Our recently announced health-sciences initiative will provide powerful benefits - for Old Dominion University, for the community, even for people outside Hampton Roads.

The expansion at Old Dominion's Virginia Beach Higher Education Center will maximize our use of the center's 77,253 square feet and create synergies with the adjacent VaBeachBio corridor, which includes Sentara Healthcare, LifeNet Health, Operation Smile and Children's Hospital of The King's Daughters.

Residents will benefit from our plans to open a primary care clinic - including speech and physical therapy and behavioral health - and a substance abuse prevention center in Virginia Beach.

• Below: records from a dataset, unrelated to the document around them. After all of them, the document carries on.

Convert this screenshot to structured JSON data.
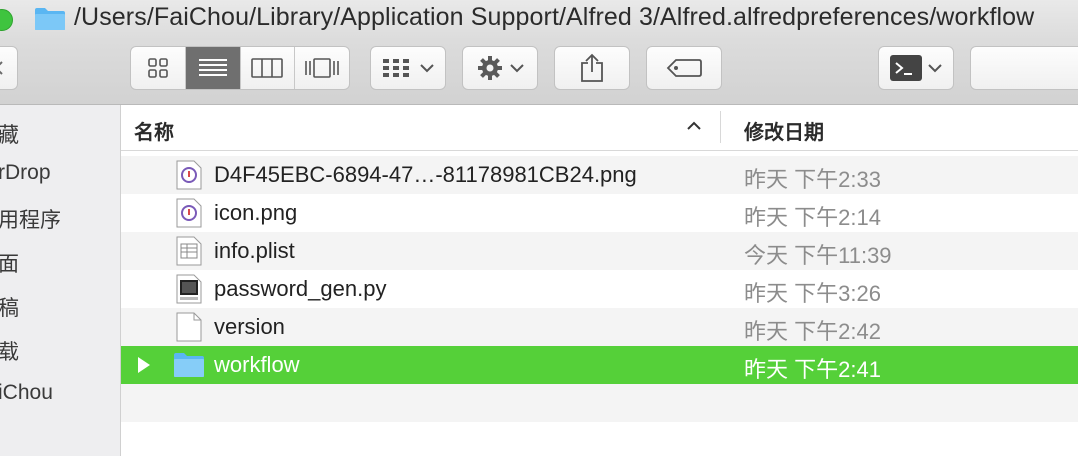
{
  "window": {
    "title_path": "/Users/FaiChou/Library/Application Support/Alfred 3/Alfred.alfredpreferences/workflow"
  },
  "toolbar": {
    "view_modes": [
      "icon-view",
      "list-view",
      "column-view",
      "cover-flow-view"
    ],
    "active_view": "list-view",
    "buttons": [
      "arrange-menu",
      "action-menu",
      "share",
      "tags",
      "terminal-menu"
    ]
  },
  "sidebar": {
    "items": [
      {
        "label": "藏"
      },
      {
        "label": "rDrop"
      },
      {
        "label": "用程序"
      },
      {
        "label": "面"
      },
      {
        "label": "稿"
      },
      {
        "label": "载"
      },
      {
        "label": "iChou"
      }
    ]
  },
  "list": {
    "columns": {
      "name": "名称",
      "date": "修改日期"
    },
    "rows": [
      {
        "name": "D4F45EBC-6894-47…-81178981CB24.png",
        "date": "昨天 下午2:33",
        "icon": "png-file-icon"
      },
      {
        "name": "icon.png",
        "date": "昨天 下午2:14",
        "icon": "png-file-icon"
      },
      {
        "name": "info.plist",
        "date": "今天 下午11:39",
        "icon": "plist-file-icon"
      },
      {
        "name": "password_gen.py",
        "date": "昨天 下午3:26",
        "icon": "python-file-icon"
      },
      {
        "name": "version",
        "date": "昨天 下午2:42",
        "icon": "blank-file-icon"
      },
      {
        "name": "workflow",
        "date": "昨天 下午2:41",
        "icon": "folder-icon",
        "selected": true
      }
    ]
  },
  "colors": {
    "selection": "#55d039",
    "folder": "#5ab6f2"
  }
}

At the same time, we plan to construct a new $75 million health sciences building on our main campus. That will allow us enough room and technology to keep our highly competitive programs in Norfolk, such as dental hygiene and physical therapy, ahead of the curve.

The changes in Virginia Beach will begin this fall, with an increase in nursing classes and the opening of centers for telehealth and simulated patient training. All three hold exciting potential.

We'll be able to increase our nursing enrollment. That's important not just for Hampton Roads, but also for the Commonwealth. The prospect of a wave of nursing retirements threatens to reignite a nursing shortage in Virginia. Our nursing expansion will also expand or initiate programs in high-demand areas such as neonatal and pediatric nurse practitioners.

Both students and health-care professionals will sharpen their skills at our Center for Simulated and Standardized Patient Training, thereby improving their care of real patients.

Finally, the telehealth center positions Old Dominion to be an international leader in this cutting-edge field, which connects health-care providers and patients at a distance.

Telehealth offers the promise of better health care outcomes by improving access and timeliness and reducing costs. This should particularly benefit rural residents of Virginia and elsewhere, who tend to have more limited access to health care.

Our emphasis on telehealth seems like a natural progression for Old Dominion, a high-tech innovator that now provides online courses in more than 100 programs to students across the world.

I want to thank Austin Agho, the University's provost and vice president for academic affairs, and Karen Karlowicz, the chair of our School of Nursing, for helping pave the way for this significant development.

It is the latest example of Old Dominion's commitment to tackle pressing issues and solve real-world problems. We look forward to helping improve health care across the region and beyond.